Pour le P. Jeroom Heyndrickx, observateur de longue date de ce dossier, il ne faut pas s’attendre à ce que le pouvoir chinois desserre le contrôle qu’il exerce sur l’Eglise. Le harcèlement dont sont victimes de nombreux catholiques sur le continent en témoigne. Seule une volonté mutuelle d’ouverture et de respect mutuel pourra éventuellement sortir le dossier des relations entre Pékin et le Saint-Siège de l’ornière dans laquelle il est enlisé.

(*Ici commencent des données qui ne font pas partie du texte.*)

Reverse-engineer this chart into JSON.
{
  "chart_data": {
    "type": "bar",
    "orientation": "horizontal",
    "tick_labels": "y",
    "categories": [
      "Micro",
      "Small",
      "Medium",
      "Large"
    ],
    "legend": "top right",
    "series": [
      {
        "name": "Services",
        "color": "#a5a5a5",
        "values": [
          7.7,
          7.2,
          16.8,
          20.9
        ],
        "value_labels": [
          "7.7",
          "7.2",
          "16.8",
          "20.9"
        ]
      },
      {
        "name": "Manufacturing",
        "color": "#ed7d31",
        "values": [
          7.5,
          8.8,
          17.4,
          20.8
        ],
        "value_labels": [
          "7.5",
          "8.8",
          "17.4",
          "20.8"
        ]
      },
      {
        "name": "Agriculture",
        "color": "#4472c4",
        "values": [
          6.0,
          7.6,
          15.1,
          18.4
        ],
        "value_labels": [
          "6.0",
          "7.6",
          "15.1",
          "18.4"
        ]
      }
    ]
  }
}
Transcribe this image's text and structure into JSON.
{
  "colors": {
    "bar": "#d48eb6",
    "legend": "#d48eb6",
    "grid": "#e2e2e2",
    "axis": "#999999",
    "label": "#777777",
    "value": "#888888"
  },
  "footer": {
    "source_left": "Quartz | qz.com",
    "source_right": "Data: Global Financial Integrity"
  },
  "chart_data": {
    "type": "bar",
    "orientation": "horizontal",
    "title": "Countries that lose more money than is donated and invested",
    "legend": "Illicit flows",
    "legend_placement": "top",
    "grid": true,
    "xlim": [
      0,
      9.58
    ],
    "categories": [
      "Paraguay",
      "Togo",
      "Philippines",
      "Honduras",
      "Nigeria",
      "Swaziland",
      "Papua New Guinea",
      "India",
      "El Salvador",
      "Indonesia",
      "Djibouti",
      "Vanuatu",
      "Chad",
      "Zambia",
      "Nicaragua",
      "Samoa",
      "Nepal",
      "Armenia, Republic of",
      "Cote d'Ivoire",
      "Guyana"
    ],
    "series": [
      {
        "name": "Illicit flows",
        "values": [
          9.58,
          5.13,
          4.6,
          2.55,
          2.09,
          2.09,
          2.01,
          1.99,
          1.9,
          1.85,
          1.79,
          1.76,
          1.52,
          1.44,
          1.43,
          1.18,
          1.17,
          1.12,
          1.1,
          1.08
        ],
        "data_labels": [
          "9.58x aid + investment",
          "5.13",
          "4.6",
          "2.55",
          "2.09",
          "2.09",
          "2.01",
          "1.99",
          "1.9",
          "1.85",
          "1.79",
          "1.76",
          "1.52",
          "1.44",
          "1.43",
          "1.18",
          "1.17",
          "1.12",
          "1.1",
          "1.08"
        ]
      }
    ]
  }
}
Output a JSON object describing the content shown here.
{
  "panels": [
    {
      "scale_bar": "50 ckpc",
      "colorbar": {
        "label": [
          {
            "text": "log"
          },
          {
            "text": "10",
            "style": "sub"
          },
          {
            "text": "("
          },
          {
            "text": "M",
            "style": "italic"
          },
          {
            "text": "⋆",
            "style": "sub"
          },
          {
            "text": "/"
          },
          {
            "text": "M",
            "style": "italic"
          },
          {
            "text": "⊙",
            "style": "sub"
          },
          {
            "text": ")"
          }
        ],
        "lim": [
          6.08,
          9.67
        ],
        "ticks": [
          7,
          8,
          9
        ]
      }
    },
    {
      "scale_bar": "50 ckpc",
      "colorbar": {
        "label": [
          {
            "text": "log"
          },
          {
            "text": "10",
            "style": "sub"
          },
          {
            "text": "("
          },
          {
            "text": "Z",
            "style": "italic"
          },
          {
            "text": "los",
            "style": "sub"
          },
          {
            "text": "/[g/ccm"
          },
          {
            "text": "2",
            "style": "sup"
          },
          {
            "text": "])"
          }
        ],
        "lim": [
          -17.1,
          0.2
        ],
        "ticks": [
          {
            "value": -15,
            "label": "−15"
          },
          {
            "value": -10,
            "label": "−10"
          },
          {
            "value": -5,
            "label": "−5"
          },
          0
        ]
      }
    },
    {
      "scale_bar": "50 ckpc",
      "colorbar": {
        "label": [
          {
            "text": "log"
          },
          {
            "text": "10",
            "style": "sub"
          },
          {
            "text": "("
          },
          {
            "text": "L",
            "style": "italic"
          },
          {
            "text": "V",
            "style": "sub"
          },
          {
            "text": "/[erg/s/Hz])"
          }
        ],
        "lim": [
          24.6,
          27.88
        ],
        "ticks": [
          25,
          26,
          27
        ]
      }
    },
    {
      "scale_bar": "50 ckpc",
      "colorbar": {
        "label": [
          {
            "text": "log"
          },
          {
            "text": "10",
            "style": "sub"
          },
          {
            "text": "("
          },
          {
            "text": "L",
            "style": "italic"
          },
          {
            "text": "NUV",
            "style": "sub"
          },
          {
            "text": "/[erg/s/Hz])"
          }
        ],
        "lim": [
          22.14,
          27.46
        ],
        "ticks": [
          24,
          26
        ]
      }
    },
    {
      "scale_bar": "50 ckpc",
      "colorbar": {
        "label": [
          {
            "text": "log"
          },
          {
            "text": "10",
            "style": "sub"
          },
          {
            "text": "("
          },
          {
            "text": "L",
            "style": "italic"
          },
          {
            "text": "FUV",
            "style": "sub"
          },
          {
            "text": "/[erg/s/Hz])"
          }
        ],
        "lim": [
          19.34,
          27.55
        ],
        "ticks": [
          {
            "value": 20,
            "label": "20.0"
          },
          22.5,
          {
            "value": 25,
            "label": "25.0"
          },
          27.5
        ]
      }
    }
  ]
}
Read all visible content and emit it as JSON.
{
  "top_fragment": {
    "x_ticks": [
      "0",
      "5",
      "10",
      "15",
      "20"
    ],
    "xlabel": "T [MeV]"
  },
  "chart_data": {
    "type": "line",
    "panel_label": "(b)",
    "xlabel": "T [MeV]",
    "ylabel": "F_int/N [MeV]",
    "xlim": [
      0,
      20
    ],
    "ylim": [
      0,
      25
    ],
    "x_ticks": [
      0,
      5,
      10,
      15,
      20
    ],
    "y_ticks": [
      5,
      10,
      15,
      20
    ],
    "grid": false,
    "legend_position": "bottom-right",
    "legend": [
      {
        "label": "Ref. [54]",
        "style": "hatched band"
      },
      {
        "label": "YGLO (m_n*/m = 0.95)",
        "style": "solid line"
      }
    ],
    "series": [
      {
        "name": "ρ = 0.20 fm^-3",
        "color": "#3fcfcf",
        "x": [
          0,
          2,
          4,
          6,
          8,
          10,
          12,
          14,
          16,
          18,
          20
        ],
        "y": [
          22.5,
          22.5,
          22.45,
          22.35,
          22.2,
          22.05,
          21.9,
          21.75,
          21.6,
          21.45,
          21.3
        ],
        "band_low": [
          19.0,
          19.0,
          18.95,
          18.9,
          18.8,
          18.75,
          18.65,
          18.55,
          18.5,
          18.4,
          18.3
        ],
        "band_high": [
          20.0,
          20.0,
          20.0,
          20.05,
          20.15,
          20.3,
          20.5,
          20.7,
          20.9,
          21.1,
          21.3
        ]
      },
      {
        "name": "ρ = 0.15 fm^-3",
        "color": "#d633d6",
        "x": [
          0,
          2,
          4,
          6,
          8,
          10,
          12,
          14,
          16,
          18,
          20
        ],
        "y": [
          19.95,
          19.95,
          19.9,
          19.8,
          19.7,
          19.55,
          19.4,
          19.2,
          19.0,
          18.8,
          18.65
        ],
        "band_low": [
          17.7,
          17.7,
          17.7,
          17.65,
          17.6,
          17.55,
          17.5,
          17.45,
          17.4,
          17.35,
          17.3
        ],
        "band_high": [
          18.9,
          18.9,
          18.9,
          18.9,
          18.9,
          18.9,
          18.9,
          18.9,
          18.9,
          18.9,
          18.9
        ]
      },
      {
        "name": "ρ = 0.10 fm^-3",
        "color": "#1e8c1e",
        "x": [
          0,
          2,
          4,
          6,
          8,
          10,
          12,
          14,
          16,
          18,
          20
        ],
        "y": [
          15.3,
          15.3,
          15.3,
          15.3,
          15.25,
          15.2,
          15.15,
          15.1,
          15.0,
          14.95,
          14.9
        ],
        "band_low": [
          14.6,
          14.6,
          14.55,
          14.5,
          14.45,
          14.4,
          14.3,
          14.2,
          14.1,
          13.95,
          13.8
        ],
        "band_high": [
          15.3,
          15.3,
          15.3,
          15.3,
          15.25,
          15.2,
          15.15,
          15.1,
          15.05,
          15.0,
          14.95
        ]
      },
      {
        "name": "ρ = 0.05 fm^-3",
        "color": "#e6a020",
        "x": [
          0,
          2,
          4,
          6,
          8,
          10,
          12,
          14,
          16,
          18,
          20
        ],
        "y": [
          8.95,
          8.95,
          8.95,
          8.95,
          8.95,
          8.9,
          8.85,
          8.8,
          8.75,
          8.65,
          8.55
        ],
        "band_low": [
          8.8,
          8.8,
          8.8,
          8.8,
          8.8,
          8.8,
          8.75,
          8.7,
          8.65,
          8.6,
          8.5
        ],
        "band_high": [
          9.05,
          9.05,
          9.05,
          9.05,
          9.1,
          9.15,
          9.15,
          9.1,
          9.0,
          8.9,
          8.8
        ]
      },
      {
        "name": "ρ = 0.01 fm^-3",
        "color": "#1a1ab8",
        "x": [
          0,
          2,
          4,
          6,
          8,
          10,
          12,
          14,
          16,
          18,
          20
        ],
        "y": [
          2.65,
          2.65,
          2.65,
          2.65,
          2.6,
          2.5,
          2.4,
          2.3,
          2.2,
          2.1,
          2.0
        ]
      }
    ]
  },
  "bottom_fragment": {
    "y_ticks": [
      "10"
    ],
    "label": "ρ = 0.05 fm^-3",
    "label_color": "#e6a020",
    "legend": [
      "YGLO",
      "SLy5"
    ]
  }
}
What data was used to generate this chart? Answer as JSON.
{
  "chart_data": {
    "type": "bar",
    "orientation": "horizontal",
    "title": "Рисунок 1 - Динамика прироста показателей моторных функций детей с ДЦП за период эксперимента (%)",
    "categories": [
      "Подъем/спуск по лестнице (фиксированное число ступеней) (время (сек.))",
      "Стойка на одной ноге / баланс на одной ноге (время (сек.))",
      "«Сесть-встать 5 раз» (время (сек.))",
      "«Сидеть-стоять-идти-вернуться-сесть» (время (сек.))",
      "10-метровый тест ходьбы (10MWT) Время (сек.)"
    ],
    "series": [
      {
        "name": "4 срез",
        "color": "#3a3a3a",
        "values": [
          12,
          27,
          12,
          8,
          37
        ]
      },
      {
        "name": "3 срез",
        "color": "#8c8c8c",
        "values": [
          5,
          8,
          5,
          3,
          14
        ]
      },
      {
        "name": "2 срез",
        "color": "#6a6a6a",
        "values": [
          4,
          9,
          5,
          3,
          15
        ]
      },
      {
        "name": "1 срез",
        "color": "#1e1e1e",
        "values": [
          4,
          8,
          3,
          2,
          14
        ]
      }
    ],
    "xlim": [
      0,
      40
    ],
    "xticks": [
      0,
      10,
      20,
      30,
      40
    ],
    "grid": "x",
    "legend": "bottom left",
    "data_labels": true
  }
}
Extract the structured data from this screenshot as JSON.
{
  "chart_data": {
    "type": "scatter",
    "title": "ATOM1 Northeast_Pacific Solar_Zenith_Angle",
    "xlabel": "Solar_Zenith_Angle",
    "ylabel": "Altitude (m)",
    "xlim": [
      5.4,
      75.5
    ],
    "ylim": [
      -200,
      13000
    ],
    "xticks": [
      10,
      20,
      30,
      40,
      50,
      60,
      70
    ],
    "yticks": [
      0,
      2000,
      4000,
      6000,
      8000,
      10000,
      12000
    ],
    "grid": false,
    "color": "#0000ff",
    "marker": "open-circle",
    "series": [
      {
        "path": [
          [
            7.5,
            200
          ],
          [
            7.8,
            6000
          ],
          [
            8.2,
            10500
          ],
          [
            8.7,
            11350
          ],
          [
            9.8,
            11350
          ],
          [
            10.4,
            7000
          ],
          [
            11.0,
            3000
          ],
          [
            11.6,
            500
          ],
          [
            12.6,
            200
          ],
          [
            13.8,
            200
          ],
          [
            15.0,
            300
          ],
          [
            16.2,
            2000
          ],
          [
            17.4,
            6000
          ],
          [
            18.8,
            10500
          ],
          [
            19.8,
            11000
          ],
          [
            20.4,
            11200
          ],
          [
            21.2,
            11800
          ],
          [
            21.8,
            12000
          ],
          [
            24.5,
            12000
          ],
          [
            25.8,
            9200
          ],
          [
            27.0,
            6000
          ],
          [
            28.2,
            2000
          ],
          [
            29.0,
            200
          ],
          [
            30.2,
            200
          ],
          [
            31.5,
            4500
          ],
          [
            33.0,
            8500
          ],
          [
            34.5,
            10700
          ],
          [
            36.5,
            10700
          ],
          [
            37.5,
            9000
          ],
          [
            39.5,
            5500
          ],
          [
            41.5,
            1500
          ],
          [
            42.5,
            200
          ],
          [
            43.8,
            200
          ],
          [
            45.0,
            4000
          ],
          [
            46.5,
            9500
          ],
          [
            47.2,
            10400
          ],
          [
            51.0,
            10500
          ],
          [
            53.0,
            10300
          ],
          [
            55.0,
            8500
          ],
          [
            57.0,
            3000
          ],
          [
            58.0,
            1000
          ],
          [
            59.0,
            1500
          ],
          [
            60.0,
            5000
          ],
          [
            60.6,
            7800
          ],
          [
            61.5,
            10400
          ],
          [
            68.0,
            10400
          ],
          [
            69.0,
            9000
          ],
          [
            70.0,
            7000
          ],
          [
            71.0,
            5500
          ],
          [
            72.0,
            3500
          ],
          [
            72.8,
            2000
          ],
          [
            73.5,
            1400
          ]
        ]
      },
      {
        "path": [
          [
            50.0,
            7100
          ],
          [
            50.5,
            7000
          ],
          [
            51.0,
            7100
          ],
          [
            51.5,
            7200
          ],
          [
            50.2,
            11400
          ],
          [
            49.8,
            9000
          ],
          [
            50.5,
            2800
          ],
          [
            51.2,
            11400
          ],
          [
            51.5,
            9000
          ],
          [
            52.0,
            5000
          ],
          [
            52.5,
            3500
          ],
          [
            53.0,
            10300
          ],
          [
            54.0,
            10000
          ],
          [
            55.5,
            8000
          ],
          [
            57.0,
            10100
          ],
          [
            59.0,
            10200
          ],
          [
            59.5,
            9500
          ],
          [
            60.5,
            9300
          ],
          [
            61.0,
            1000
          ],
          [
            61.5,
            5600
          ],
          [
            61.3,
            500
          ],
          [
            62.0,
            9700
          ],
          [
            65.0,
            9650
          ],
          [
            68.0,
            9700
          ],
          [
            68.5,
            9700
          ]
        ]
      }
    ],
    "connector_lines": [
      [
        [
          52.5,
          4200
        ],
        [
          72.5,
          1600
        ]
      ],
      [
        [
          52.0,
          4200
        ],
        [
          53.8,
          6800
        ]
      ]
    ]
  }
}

L’ambassadeur de Taiwan près le Saint-Siège, Raymond Tai Rui-ming, s’est également exprimé lors de ce colloque. Selon lui, le fait que, dès 1971, le Saint-Siège a ramené le rang de son représentant à Taipei d’internonce à simple chargé d’affaires ad interim est un signe explicite de la bonne volonté du Vatican envers Pékin dans ce dossier. Dans l’hypothèse où des relations diplomatiques sont établies avec la République populaire de Chine, il est improbable que le Saint-Siège prenne l’initiative de rompre ses liens avec la RdC pour la simple raison que le Vatican n’a jamais pris l’initiative d’un tel geste envers aucun autre pays.

Outre différentes autres interventions, ce colloque a été marqué par la publication par l’université Fu Jen d’une collection de 1 000 pages intitulée : “Une collection de documents relatifs à l’histoire des 60 ans des relations diplomatiques entre la Chine et le Vatican”.